Closed ubuntu-server-builder closed 1 year ago
Launchpad user Billy Olsen(billy-olsen) wrote on 2017-09-19T20:30:56.010514+00:00
Launchpad attachments: cloud-init.tar
Launchpad user Billy Olsen(billy-olsen) wrote on 2017-09-19T20:34:21.370849+00:00
Launchpad attachments: Recreate script for monitoring mountpoints and rebooting
Launchpad user Ryan Harper(raharper) wrote on 2017-09-20T18:19:50.207080+00:00
The current analysis is that any parallel invocation of mount which specifies the same device is going to result in one of the two mounts to fail with EBUSY (or some other failure) do to how the underlying device handles either opens or mounts in the kernel. This is recreatable outside of cloud-init when running mounts in parallel pointing to the same disk.
while true; do
umount -f ${MNT_POINT} |:
mount ${DISK} ${MNT_POINT} -t ext4 -o defaults || {
echo "date +%s.%N
: mount failed on COUNT=$COUNT";
exit 1
}
echo "date +%s.%N
: COUNT=$COUNT" > ${MNT_POINT}/lasttouch
COUNT=$(($COUNT + 1))
done
while true; do dd if=${DISK} bs=512 count=1 of=/dev/null
mount -o ro,sync -t iso9660 ${DISK} ${MNT_POINT} |:
echo "`date +%s.%N`: READ COUNT=$COUNT"
COUNT=$(($COUNT + 1))
done
There isn't currently a general solution to prevent this race from occuring; so the focus is on reducing the likelihood of a race, and configuration changes to be resilient in the face of the race.

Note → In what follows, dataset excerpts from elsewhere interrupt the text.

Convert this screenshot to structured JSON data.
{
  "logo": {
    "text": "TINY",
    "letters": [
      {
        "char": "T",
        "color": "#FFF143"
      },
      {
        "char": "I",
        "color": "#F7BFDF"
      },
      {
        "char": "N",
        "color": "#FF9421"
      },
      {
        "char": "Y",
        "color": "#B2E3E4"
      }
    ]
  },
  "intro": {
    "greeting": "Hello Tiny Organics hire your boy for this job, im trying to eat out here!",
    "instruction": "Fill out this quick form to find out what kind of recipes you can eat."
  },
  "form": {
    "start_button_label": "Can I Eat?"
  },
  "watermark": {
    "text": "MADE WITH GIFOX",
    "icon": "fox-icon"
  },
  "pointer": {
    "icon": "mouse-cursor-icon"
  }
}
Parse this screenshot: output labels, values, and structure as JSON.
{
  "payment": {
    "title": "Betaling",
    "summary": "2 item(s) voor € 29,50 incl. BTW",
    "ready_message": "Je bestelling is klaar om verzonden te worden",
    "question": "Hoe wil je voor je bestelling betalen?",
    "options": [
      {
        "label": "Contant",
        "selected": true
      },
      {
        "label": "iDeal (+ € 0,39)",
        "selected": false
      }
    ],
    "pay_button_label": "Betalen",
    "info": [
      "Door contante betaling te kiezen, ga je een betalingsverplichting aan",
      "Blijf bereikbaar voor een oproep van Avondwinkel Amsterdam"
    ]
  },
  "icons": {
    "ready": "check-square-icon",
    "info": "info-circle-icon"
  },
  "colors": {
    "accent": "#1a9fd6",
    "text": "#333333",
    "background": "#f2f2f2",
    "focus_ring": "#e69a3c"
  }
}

The linked changes to cloud-init will reduce the number of block devices that OVF will probe. The OVF Datasource is looking for block devices with ISO9660 filesystems; on an instance that has no ISO9660 filesystems, OVF will not perform any mount operations.
When crafting fstab entries, one can set the 6th column, (fs_passno) to zero (0) and systemd will not attempt to fsck the device prior to mounting. This does not remove the mount race, but it does reduce the amount of time between when the mount unit starts and when it completes.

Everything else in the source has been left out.